The company's resources were diverted away from refining its search algorithms and improving search results, and this allowed competitors like Google and Yahoo, which remained laser-focused on search, to gain a decisive advantage.
Read more: Why did Yahoo Fail? The Rise and Fall of a Dot-Com Tech Giant
Struggling to make AltaVista profitable amidst increasing pressure from Yahoo, in 1999 Compaq sold an 83% stake to CMGI, owner of the Lycos search engine. CMGI brought forward plans for an IPO that were ultimately scrapped due to the dot-com bubble burst. By this point, Google's rise was undeniable, and AltaVista was losing ground rapidly.
Despite attempts to refocus on the search and improve its results, AltaVista was acquired by Overture Services in 2003, which itself was bought by Yahoo shortly after. This led to AltaVista being integrated into the Yahoo search platform to power the same search engine it once supplied results for.
Does AltaVista still exist today?
In a Tumblr post on June 28, 2013, Yahoo announced on its Tumblr page that it would be shutting down Altavista on July 8 2013 after a decade of the search engine being integrated into Yahoo search.
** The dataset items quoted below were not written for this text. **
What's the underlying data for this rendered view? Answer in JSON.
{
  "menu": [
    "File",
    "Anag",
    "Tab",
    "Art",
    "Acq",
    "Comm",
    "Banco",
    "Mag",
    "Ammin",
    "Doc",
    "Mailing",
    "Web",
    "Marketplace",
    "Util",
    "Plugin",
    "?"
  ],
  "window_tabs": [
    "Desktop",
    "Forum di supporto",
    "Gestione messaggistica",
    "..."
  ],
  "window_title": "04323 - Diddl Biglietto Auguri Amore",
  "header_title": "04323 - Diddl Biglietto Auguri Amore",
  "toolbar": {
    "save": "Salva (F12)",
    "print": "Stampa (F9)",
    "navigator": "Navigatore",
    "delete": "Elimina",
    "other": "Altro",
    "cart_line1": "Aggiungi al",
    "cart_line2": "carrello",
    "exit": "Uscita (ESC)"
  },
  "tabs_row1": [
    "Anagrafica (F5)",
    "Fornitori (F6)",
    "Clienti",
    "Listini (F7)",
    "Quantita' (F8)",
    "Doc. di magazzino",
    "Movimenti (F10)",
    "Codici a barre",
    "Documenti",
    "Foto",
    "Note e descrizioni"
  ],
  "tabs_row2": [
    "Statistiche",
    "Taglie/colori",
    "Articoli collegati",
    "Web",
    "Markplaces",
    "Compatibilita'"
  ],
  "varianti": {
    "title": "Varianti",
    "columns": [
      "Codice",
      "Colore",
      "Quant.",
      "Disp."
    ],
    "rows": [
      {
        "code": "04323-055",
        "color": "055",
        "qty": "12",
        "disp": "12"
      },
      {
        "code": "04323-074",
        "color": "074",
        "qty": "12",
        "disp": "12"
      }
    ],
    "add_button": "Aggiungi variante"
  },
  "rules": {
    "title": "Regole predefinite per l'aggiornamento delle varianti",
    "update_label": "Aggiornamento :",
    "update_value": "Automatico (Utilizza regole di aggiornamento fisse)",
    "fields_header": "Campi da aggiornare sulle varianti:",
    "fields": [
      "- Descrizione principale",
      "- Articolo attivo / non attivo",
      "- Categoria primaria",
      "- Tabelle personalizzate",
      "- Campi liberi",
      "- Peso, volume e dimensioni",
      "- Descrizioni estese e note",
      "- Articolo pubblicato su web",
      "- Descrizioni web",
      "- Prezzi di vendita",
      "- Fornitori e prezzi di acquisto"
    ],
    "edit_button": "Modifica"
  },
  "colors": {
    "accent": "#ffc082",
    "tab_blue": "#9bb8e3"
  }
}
Since then, the domain has been redirected to Yahoo’s search and no longer exists as a standalone site.
“Earlier this year, we announced an ongoing effort to sharpen our focus and deliver experiences that enhance your daily lives,” Yahoo’s Tumblr post read announcing the end of AltaVista.
“As part of that, today we’re shutting down a few products so we can continue to focus on creating beautiful products that are essential to you every day,” the post read.
Despite being the most popular search engine as recently as 2000, a series of poor decisions – particularly the misguided and eventually reversed choice to turn the search engine into a Yahoo-style search portal – ultimately led to AltaVista losing its place as a top search engine.
Today, AltaVista has become a reminisce of a bygone era of search, disconnected from its domain name and ultimately forgotten about by most regular internet users.
The archived simple search interface from 1996.
Users can still access an achieved version of the AltaVista homepage, but the search engine does not function beyond that.